In 2001, Adriana was scheduled to receive a bone marrow transplant but at the last minute she made the decision to not go through with it. “Something was telling me I wouldn’t survive, and my doctor trusted me.”
A month after she cancelled the bone marrow transplant, Adriana received a stem cell transplant. This seemed to offer some hope. She was 15.
Something to look forward to
Having not returned to high school, Adriana began home and hospital study, during which time she realized her future was imminent. “There was no doubt in my mind I wanted to be a nurse.”
At 16, Adriana was able to complete the high school proficiency exam and graduate high school. It was around the same time she also received proton beam therapy at LLU Cancer Center.
At 16-and-a-half she took the next, natural course of action: she started college.
“I was finally able to focus,” she remembers. “College gave me something to look forward to.”
She studied nonstop and took advantage of the nurses who were always nearby. “We would talk about my science classes,” she says.
Despite being in and out of the hospital, relapsing every six months, Adriana was steadfast on surviving and becoming a nurse. “I relapsed eight or nine times, but the doctors and nurses never gave up on me.”
It wasn’t until Adriana was 19 when she received a clean bill of health. She received maintenance chemotherapy until she was 21.
Paying it forward
Despite the trials and tribulations she experienced at LLU Children’s Hospital, Adriana knew she always wanted to come back to give to others the same care that she received.
After college at Cal State San Bernardino, Adriana made her way to LLU School of Nursing and graduated in 2009.

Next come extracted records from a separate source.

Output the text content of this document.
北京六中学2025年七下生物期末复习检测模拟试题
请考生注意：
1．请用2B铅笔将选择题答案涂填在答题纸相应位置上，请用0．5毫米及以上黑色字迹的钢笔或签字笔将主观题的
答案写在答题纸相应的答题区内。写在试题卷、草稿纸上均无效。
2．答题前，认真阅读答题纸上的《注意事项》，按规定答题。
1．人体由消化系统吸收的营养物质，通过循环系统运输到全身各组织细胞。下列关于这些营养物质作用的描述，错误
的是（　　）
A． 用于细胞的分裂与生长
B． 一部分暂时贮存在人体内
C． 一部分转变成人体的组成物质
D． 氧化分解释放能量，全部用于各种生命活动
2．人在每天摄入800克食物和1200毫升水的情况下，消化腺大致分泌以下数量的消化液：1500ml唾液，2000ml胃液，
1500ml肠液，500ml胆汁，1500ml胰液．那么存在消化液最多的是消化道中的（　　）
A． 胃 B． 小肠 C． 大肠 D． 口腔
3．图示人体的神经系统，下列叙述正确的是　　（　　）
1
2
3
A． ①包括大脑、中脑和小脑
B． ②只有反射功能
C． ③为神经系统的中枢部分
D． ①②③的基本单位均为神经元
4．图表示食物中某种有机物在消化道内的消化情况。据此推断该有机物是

Now 32, Adriana is married with two children and has been a NICU nurse for eight years. She attributes her success as a nurse to her whole experience as a patient. “I am 100% here because of the nurses who cared for me. They were everything”
And that is what she is aiming to be to her patients.
“I am so much more empathetic. These kids are going through the toughest time of their lives. To know that I was there once — what these parents feel like with their struggling kids. You can’t teach that,” says Adriana.
There are times I have to say a task doesn’t matter right now, but letting a mom hold her baby for another five minutes…she might not get that again.’Adrianna Mossontte
“My experience allows me to be calmer, more compassionate. There are times I have to say a task doesn’t matter right now, but letting a mom hold her baby for another five minutes…she might not get that again.”